THE state of responsible investment in South Africa is rather dismal, according to a new study.
Carried out by Unisa’s Centre for Corporate Citizenship, the United Nations Environment Programme Finance Initiative and Noah
Financial Innovation, the study shows that while most market participants think responsible investment is important and has a material impact on how companies are valued, few financial institutions or advisers are doing much about promoting this kind of investment.
Moreover, more than half of the principal officers of pension funds had little awareness of what responsible investment was and there was a disturbing view that responsible investment meant higher risks and lower returns.
This is despite evidence to the contrary and the JSE’s Socially Responsible Investment (SRI) having been launched more than three years ago.
Neil Eccles, programme manager for the Noah chair in responsible investment at Unisa, said the state of responsible investment in SA was “somewhat confused”. The 32 pension funds, 19 asset managers and 11 investment advisers involved (between them controlling more than R2,4-trillion of SA’s cash) believed that environmental, social and governance issues were material to a company’s value. But most were either doing nothing about responsible investment or had limited involvement.

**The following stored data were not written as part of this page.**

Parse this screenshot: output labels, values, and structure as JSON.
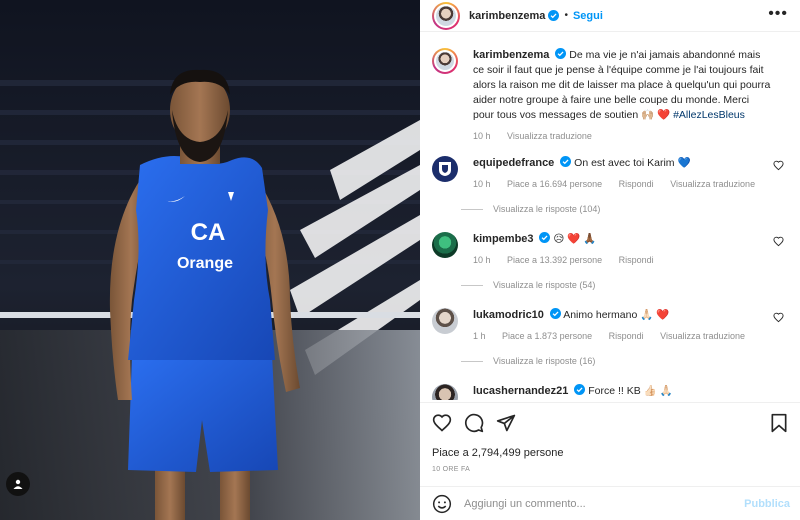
{
  "post": {
    "author": "karimbenzema",
    "follow_label": "Segui",
    "more_label": "•••",
    "caption_username": "karimbenzema",
    "caption_text": "De ma vie je n'ai jamais abandonné mais ce soir il faut que je pense à l'équipe comme je l'ai toujours fait alors la raison me dit de laisser ma place à quelqu'un qui pourra aider notre groupe à faire une belle coupe du monde. Merci pour tous vos messages de soutien 🙌🏼 ❤️",
    "caption_hashtag": "#AllezLesBleus",
    "caption_time": "10 h",
    "caption_translate": "Visualizza traduzione",
    "photo_shirt_text_1": "CA",
    "photo_shirt_text_2": "Orange"
  },
  "comments": [
    {
      "username": "equipedefrance",
      "text": "On est avec toi Karim 💙",
      "time": "10 h",
      "likes": "Piace a 16.694 persone",
      "reply": "Rispondi",
      "translate": "Visualizza traduzione",
      "replies": "Visualizza le risposte (104)"
    },
    {
      "username": "kimpembe3",
      "text": "😥 ❤️ 🙏🏾",
      "time": "10 h",
      "likes": "Piace a 13.392 persone",
      "reply": "Rispondi",
      "replies": "Visualizza le risposte (54)"
    },
    {
      "username": "lukamodric10",
      "text": "Animo hermano 🙏🏻 ❤️",
      "time": "1 h",
      "likes": "Piace a 1.873 persone",
      "reply": "Rispondi",
      "translate": "Visualizza traduzione",
      "replies": "Visualizza le risposte (16)"
    },
    {
      "username": "lucashernandez21",
      "text": "Force !! KB 👍🏻 🙏🏻"
    }
  ],
  "actions": {
    "likes_text": "Piace a 2,794,499 persone",
    "time_text": "10 ORE FA",
    "comment_placeholder": "Aggiungi un commento...",
    "publish_label": "Pubblica"
  },
  "colors": {
    "accent": "#0095f6",
    "verified": "#0095f6",
    "muted": "#8e8e8e",
    "jersey": "#1f5fd6",
    "heart": "#ed4956"
  },
  "icons": [
    "verified-icon",
    "more-icon",
    "heart-icon",
    "comment-icon",
    "share-icon",
    "bookmark-icon",
    "emoji-icon",
    "tag-user-icon"
  ]
}
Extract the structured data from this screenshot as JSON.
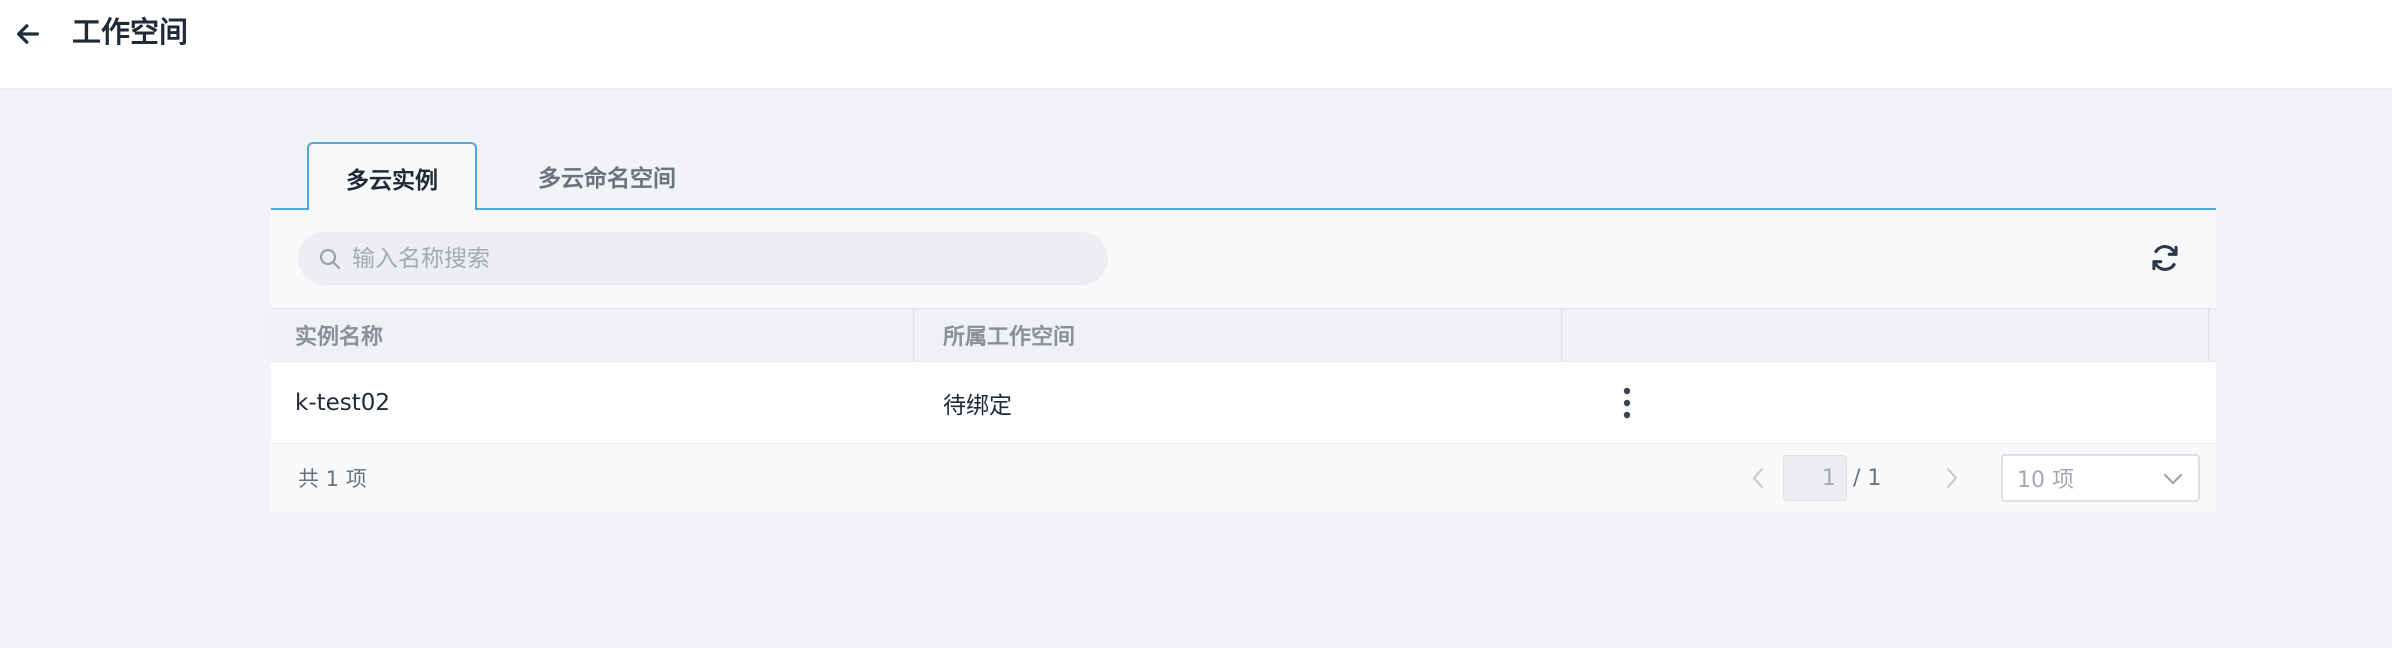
{
  "header": {
    "title": "工作空间",
    "back_icon": "arrow-left-icon"
  },
  "tabs": [
    {
      "label": "多云实例",
      "active": true
    },
    {
      "label": "多云命名空间",
      "active": false
    }
  ],
  "search": {
    "placeholder": "输入名称搜索",
    "value": "",
    "icon": "search-icon"
  },
  "toolbar": {
    "refresh_icon": "refresh-icon"
  },
  "table": {
    "columns": [
      "实例名称",
      "所属工作空间",
      ""
    ],
    "rows": [
      {
        "name": "k-test02",
        "workspace": "待绑定",
        "actions_icon": "more-vertical-icon"
      }
    ]
  },
  "pagination": {
    "total_text": "共 1 项",
    "current_page": "1",
    "total_pages_text": "/ 1",
    "page_size": "10 项"
  },
  "colors": {
    "accent": "#4fa8d8",
    "page_bg": "#f1f3f6",
    "header_bg": "#ffffff",
    "toolbar_bg": "#f7f9fb"
  }
}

The major barrier, Eccles said, was a sense of fiduciary responsibility. Because many thought putting money towards responsible investment meant increased risk and lower return, it followed that it would be irresponsible for managers of funds to commit too much cash to these “causes”. Eccles said this was “remarkable” to him because it was fiduciary responsibilities that forced investors to think about socially responsible investment in the first place.

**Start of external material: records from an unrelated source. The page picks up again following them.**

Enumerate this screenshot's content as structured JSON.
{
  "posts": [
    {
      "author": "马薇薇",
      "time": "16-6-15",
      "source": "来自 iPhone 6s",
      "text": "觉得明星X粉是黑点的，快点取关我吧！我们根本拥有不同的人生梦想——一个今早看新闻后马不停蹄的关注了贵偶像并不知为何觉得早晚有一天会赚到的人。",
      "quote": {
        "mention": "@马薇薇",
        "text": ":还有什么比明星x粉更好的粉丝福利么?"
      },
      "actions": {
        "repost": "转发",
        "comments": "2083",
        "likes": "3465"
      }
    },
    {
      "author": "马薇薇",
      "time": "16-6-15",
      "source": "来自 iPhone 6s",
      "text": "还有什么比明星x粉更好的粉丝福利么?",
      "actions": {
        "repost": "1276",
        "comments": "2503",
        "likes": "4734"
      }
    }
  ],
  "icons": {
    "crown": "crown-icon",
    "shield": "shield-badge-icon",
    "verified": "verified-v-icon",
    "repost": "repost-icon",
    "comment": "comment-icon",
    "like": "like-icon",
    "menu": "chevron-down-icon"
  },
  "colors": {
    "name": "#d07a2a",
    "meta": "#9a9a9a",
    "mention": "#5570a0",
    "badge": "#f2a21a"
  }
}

“Responsible investment is not about philanthropy, although society and the environment in general may benefit from the outcomes. Responsible investment is not about sacrificing returns in pursuit of some sort of broader social good. Very simply, responsible investment is investment that incorporates an active consideration of environmental, social and governance issues into investment decision-making and ownership,” Eccles said at a briefing in Johannesburg on Tuesday night. Few respondents in the survey thought that legislation was the way to go. Education and demand for responsible investment practices were two of the factors that people thought could make a difference. Most respondents reported “very little demand” (for responsible investment) from pension fund members and retail investors.
Worryingly, given that it is an issue that could wipe us all out, climate change was almost invariably seen by market participants as the least important of the 10 environmental, social and governance factors having an impact on a company’s wellbeing. Corporate governance and infrastructure development were seen as two of the most important factors.